Enthüllung des Kriegerdenkmals auf dem Rathausmarkt
In Erinnerung an die Gefallenen des Deutsch-Französischen Krieges von 1870/71, an dessen Ende die Gründung des Deutschen Reiches stand, wurden überall in Deutschland Kriegerdenkmäler errichtet. Diese hatten eine doppelte Funktion. Indem sie die Namen der Gefallenen aus dem jeweiligen Ort dauerhaft festhielten, dienten sie dem individuellen Totengedenken. Gleichzeitig dokumentierten sie durch diese Namen den Anteil, man möchte fast von „Blutzoll“ sprechen, den die Gemeinde an der Reichsgründung gehabt beziehungsweise für diese gezahlt hat. In diesem Sinne weisen die Denkmäler über das Totengedenken hinaus, bekommen einen nationalen Charakter und dienten damit gleichzeitig als Denkmal der Erinnerung an die Reichsgründung von 1871.
Auch in Mülheim an der Ruhr ist ein solches Denkmal errichtet worden. Schon am 3. September 1871 wurde dafür in Anwesenheit der Honoratioren der Stadt auf dem „Neuen Markt“, dem heutigen Rathausmarkt, der Grundstein gelegt. In der Urkunde des Grundsteines hieß es, dass dieses Denkmal „nach glorreich beendetem Kriege gegen fränkische Tücke (...) zu Ehren der in diesem Kriege gefallenen Krieger“ errichtet werde.
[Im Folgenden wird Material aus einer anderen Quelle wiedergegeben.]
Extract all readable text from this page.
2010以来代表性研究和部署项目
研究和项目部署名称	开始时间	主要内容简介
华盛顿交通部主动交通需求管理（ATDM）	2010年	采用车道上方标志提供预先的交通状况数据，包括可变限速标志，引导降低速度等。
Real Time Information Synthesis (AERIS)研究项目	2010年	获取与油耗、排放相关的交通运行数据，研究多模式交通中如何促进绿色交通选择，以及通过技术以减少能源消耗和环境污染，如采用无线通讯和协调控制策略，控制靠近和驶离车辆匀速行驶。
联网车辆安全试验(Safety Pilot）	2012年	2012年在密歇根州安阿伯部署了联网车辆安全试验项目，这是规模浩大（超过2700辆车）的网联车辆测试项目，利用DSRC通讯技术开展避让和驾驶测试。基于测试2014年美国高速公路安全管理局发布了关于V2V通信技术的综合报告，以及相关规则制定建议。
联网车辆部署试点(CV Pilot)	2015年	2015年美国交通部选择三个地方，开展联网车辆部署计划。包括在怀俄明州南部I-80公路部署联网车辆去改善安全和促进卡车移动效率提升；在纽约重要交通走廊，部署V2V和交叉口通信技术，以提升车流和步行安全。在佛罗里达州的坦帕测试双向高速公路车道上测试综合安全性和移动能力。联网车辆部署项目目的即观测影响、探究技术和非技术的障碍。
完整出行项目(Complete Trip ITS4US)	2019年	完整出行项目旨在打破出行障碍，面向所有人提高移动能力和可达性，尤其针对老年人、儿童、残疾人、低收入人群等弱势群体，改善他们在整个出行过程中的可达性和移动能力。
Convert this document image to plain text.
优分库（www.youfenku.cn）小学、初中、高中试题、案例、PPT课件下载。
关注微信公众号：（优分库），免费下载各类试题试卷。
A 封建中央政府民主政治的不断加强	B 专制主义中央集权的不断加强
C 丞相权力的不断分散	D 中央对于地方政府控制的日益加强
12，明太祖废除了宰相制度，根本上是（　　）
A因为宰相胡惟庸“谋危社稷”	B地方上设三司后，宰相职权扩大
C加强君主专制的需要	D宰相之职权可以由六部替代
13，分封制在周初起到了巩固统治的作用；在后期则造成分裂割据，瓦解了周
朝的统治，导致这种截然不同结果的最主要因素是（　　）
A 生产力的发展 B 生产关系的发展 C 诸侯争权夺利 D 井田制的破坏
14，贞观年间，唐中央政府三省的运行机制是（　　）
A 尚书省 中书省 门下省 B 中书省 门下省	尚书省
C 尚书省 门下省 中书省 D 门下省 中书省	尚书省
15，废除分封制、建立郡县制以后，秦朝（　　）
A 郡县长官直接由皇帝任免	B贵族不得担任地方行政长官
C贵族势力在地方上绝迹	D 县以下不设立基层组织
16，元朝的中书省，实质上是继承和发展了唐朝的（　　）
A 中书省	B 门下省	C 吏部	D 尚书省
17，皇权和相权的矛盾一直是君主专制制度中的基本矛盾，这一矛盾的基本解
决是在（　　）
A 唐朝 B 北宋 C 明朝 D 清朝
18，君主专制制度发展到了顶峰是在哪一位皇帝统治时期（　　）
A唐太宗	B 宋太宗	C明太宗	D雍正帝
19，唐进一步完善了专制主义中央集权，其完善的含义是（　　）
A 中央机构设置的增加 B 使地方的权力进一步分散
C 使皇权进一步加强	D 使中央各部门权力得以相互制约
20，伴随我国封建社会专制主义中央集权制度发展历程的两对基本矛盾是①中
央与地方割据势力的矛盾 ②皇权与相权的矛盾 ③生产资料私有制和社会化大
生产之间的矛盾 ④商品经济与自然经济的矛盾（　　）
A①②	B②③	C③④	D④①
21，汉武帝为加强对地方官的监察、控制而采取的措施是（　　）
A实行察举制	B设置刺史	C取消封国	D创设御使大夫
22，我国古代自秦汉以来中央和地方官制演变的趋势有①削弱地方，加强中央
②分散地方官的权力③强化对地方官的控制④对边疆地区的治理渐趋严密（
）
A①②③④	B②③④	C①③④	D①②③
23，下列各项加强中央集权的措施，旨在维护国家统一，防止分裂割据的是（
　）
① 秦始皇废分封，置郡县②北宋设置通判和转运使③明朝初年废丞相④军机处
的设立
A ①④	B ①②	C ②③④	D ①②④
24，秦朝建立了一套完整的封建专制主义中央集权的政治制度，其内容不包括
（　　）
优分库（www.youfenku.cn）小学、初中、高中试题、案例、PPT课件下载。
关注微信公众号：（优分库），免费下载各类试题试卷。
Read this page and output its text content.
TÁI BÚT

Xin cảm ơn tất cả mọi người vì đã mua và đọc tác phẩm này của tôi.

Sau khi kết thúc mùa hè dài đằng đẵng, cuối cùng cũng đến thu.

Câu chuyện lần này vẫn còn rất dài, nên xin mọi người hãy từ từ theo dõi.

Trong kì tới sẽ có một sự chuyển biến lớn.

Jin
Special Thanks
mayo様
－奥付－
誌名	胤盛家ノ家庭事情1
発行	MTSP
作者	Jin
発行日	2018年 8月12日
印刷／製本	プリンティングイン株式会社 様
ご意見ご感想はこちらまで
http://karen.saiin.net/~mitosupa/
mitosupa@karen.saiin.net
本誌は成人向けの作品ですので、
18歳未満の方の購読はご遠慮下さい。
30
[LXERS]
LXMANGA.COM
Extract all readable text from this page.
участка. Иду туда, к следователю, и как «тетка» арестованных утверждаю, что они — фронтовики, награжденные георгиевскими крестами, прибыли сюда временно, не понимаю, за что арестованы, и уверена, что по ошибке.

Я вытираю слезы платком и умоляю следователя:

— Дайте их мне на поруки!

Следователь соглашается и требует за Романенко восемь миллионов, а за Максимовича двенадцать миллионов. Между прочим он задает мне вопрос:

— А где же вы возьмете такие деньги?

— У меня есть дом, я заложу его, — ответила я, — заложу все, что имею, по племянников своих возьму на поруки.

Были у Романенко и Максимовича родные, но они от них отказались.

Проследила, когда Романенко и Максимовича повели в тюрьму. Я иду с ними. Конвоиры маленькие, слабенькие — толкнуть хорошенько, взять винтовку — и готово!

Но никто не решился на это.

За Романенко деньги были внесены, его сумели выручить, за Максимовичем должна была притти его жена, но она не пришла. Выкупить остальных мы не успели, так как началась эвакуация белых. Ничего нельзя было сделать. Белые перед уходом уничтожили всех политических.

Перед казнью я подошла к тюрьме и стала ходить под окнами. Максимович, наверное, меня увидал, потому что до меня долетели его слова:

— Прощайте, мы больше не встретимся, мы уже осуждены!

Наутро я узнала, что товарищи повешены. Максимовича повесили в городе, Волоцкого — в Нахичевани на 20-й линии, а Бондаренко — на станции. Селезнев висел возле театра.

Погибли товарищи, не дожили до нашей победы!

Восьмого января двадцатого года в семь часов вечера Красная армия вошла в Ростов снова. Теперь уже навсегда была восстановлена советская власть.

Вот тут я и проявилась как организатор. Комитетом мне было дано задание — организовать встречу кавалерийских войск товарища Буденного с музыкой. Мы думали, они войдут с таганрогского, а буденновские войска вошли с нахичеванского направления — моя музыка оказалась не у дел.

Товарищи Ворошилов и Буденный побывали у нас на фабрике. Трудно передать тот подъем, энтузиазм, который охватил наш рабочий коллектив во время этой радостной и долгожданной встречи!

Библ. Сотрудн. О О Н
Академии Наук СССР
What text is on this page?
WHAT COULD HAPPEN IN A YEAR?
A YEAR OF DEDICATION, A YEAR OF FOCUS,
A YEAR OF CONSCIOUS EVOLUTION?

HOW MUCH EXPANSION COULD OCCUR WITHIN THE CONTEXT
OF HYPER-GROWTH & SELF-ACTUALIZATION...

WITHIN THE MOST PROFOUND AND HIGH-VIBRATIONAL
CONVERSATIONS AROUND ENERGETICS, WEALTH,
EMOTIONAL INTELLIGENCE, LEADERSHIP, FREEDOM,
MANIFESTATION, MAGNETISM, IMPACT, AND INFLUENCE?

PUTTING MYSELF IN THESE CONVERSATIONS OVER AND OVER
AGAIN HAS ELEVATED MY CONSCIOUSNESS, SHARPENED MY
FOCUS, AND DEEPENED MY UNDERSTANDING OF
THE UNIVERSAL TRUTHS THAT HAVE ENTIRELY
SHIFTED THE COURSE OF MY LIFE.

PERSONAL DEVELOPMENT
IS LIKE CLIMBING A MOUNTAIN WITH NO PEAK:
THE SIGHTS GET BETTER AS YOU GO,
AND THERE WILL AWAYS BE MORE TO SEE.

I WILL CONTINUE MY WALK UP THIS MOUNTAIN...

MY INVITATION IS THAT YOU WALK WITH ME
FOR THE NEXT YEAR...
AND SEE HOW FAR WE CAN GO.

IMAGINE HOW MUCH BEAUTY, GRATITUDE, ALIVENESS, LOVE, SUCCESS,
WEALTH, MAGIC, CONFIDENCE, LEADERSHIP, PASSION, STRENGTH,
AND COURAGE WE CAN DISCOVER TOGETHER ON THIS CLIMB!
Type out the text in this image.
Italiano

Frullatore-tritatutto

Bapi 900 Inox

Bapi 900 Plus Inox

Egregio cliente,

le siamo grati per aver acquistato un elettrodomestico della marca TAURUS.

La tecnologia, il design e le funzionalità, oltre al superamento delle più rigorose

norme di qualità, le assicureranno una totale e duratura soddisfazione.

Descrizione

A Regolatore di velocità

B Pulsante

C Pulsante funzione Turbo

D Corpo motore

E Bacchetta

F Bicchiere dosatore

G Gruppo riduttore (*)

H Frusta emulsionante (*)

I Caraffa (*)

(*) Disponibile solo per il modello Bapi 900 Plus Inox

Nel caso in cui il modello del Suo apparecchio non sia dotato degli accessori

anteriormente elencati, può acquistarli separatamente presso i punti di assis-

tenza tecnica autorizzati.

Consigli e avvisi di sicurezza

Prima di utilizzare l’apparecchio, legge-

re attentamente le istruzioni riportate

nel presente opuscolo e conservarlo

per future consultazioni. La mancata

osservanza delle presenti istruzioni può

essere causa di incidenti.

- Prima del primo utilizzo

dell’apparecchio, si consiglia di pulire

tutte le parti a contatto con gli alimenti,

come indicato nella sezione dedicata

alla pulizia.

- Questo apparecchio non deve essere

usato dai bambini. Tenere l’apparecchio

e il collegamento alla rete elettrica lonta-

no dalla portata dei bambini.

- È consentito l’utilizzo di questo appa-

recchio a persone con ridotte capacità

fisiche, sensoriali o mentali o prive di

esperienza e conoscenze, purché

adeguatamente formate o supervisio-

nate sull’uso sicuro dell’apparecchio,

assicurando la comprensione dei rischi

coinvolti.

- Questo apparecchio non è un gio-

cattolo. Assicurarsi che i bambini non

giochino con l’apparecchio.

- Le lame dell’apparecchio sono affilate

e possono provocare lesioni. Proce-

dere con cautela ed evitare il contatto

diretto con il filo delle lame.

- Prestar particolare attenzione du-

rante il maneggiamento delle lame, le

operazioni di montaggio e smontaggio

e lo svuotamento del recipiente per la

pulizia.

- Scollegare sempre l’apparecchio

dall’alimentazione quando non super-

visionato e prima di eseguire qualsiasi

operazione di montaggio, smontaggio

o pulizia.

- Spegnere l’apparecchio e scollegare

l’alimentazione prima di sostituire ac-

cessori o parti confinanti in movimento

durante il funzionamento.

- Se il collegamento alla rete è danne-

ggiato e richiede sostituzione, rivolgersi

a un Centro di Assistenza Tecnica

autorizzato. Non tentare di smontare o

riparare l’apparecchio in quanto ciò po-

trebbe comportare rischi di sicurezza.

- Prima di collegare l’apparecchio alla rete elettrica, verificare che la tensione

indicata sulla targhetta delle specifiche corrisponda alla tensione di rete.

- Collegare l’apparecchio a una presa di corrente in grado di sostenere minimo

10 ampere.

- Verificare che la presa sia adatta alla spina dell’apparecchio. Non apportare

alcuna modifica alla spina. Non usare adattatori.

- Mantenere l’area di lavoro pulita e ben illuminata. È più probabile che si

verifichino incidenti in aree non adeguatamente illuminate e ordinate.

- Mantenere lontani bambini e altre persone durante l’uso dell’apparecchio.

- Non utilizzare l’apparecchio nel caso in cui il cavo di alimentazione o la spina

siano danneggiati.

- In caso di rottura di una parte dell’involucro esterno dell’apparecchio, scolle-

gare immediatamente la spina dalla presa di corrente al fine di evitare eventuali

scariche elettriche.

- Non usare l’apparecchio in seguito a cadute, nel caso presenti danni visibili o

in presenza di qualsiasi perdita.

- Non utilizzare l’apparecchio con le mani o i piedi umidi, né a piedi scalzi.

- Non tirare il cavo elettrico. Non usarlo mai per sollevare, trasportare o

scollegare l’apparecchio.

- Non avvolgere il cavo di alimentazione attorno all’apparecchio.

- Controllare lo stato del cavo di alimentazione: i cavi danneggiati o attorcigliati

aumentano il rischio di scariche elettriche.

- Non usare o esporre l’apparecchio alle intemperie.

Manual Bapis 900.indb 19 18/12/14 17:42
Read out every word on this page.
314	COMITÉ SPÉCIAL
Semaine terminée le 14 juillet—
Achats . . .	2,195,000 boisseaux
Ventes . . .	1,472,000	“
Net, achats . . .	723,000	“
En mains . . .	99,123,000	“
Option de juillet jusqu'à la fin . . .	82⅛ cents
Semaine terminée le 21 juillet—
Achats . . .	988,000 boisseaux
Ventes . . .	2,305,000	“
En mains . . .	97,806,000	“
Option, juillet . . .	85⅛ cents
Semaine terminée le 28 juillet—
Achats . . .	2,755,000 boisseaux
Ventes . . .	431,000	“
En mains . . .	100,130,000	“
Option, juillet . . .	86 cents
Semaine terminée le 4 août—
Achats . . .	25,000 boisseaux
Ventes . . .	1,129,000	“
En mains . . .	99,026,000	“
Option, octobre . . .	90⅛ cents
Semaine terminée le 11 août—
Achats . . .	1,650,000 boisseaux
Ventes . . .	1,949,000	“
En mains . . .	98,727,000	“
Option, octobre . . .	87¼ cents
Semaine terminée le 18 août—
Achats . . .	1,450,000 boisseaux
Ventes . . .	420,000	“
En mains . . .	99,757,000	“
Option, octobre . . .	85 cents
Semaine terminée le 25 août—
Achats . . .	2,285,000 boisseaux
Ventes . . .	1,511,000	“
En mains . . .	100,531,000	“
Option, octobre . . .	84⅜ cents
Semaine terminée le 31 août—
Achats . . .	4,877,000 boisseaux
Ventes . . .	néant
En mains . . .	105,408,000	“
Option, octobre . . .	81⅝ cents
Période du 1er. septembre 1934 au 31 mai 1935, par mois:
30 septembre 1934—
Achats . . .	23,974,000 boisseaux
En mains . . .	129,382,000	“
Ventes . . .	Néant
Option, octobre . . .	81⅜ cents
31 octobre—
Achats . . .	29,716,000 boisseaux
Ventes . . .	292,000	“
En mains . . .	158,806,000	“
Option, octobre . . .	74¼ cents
Diese frech behauptete „fränkische Tücke“ entspricht dem chauvinistischen Grundton der Gründerjahre und folgt eher nationaler Mythisierung als historischer Beurteilung der Kriegsereignisse – insbesondere der bewusst durch Bismarck herbeigeführten Provokation Frankreichs.
Zwei Jahre später, am 2. September 1873 konnte das Mülheimer Kriegerdenkmal enthüllt werden. In der Form entsprach das von dem Düsseldorfer Bildhauer Bayerle aus Sandstein geschaffene acht Meter hohe Monument einer freien Variation der so genannten Igeler Säule, einem berühmten antiken Grabmal aus dem Moselgebiet. Ein solches Vorbild schien der Funktion eines Kriegerdenkmals, die die Widmung explizit aussprach, angemessen zu sein: „Den 1870 – 1871 für´s Vaterland Gefallenen, die dankbare Stadt- und Landgemeinde Mülheim an der Ruhr 1873.“ Neben dieser Widmung waren die Namen aller 59 Gefallenen, die Orte bedeutender Schlachten sowie Reliefs mit symbolischen Darstellungen der beteiligten Truppenteile angebracht. Bekrönt wurde das Denkmal von einem Medaillonbildnis Kaiser Wilhelms I. und einem Adler mit ausgebreiteten Schwingen. Der Aufbau des Denkmals wurde von dem damaligen Stadtbaumeister Giovannini geleitet.
Das Datum der Grundsteinlegung sowie der Enthüllung war mit Bedacht gewählt worden. Der 2. September war seit 1871 bis zum Ende des Kaiserreiches 1918 als „Sedantag“ ein nationaler Festtag, ohne jedoch amtlichen Charakter zu erlangen. Gleichwohl vor allem beim kaisertreuen Bürgertum und Militär beliebt, hielt er die Erinnerung an die Kapitulation der französischen Armee nach der Schlacht von Sedan am 2. September 1870 und die anschließende Gefangennahme Napoleons III. wach. Nach Ende des Krieges verhalfen insbesondere die zahlreichen Krieger- und Veteranenvereine, die oftmals als Initiatoren oder besonders eifrige Unterstützer der Errichtung von Kriegerdenkmälern wirkten, diesem Tag zu einer besonderen Beliebtheit für Grundsteinlegungen und Denkmalsenthüllungen. So wurde beispielsweise auch die berühmte Berliner Siegessäule am Sedantag 1873 enthüllt – übrigens am selben Tag wie das Mülheimer Kriegerdenkmal. Sowohl die äußere Form als auch die sehr bewusste Datumswahl der mit der Errichtung verbundenen Festlichkeiten stellen das Mülheimer Kriegerdenkmal in die Reihe einer kaum zu überschauenden Fülle ähnlicher Denkmale.
Heute steht das Kriegerdenkmal – allerdings ohne den bekrönenden Adler - auf dem Wilhelmplatz.